He also described seeing a Canadian tourist step in to rescue a young
Chinese man being attacked by the crowd. "They were kicking him in the
ribs and he was bleeding from the face," he said. "But then a white
man walked up ... helped him up from the ground. There was a crowd of
Tibetans holding stones. He held the Chinese man close, waved his hand
at the crowd and they let him lead the man to safety."
Mr Balsiger said that Lhasa was very tense and locals were reporting
as many as 100 people dead and 1,000 arrested as he left the city on
Monday to spend the night at an airport hotel.

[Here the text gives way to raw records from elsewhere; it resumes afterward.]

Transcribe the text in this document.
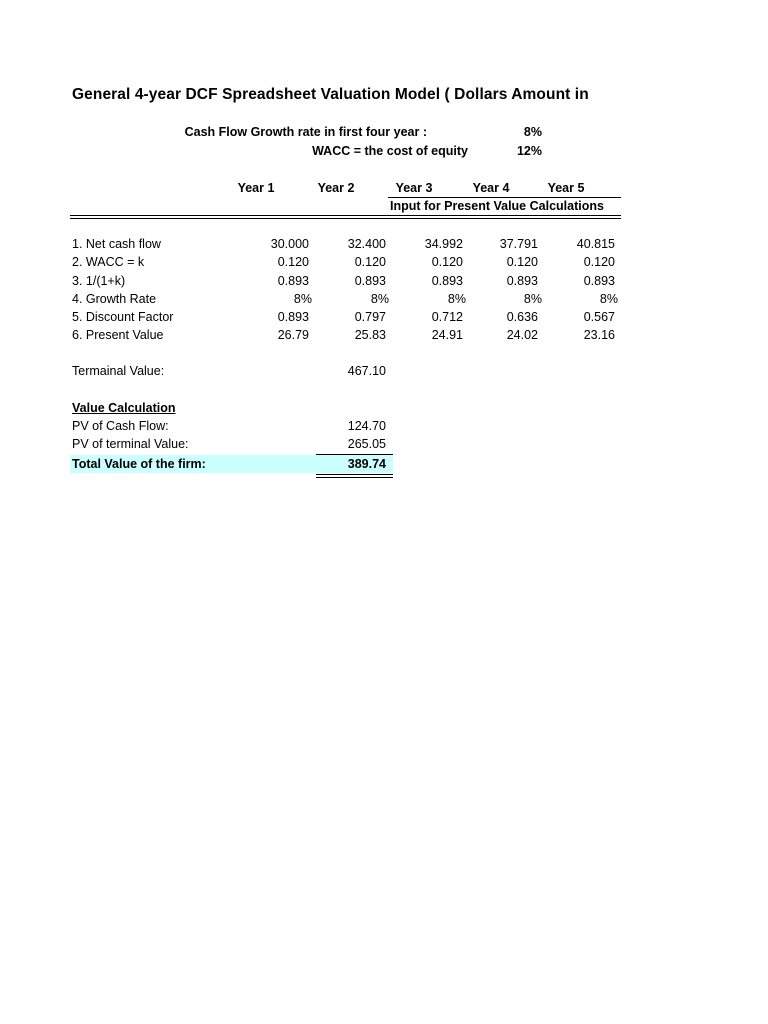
General 4-year DCF Spreadsheet Valuation Model ( Dollars Amount in
Cash Flow Growth rate in first four year :	8%
WACC = the cost of equity	12%
Year 1	Year 2	Year 3	Year 4	Year 5
Input for Present Value Calculations
1. Net cash flow	30.000	32.400	34.992	37.791	40.815
2. WACC = k	0.120	0.120	0.120	0.120	0.120
3. 1/(1+k)	0.893	0.893	0.893	0.893	0.893
4. Growth Rate	8%	8%	8%	8%	8%
5. Discount Factor	0.893	0.797	0.712	0.636	0.567
6. Present Value	26.79	25.83	24.91	24.02	23.16
Termainal Value:	467.10
Value Calculation
PV of Cash Flow:	124.70
PV of terminal Value:	265.05
Total Value of the firm:	389.74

He said that there were military checkpoints every 10-15 metres,
manned by young Chinese soldiers with bayonets fixed on their rifles.
"They were really young and nervous. They always had their finger on
the trigger - that's what made us really nervous."
Stephen Thompson, 41, from New Zealand, said that he arrived at the
Saikang Hotel just as the riot was starting and saw the mob smash the
glass front of the building. "We didn't feel in danger but some people
in the group were pretty emotional and one person was injured by a
rock that hit them on the head," he said.
Martin Camps, 55, from Germany, said that he had arrived with his wife
on the train from Beijing on Friday, only to be told that he could not
leave his hotel and that all attractions were shut. Hotel staff then
told him to leave on Sunday, when he was driven to the airport hotel.
"I think without China it would be much better there," he said.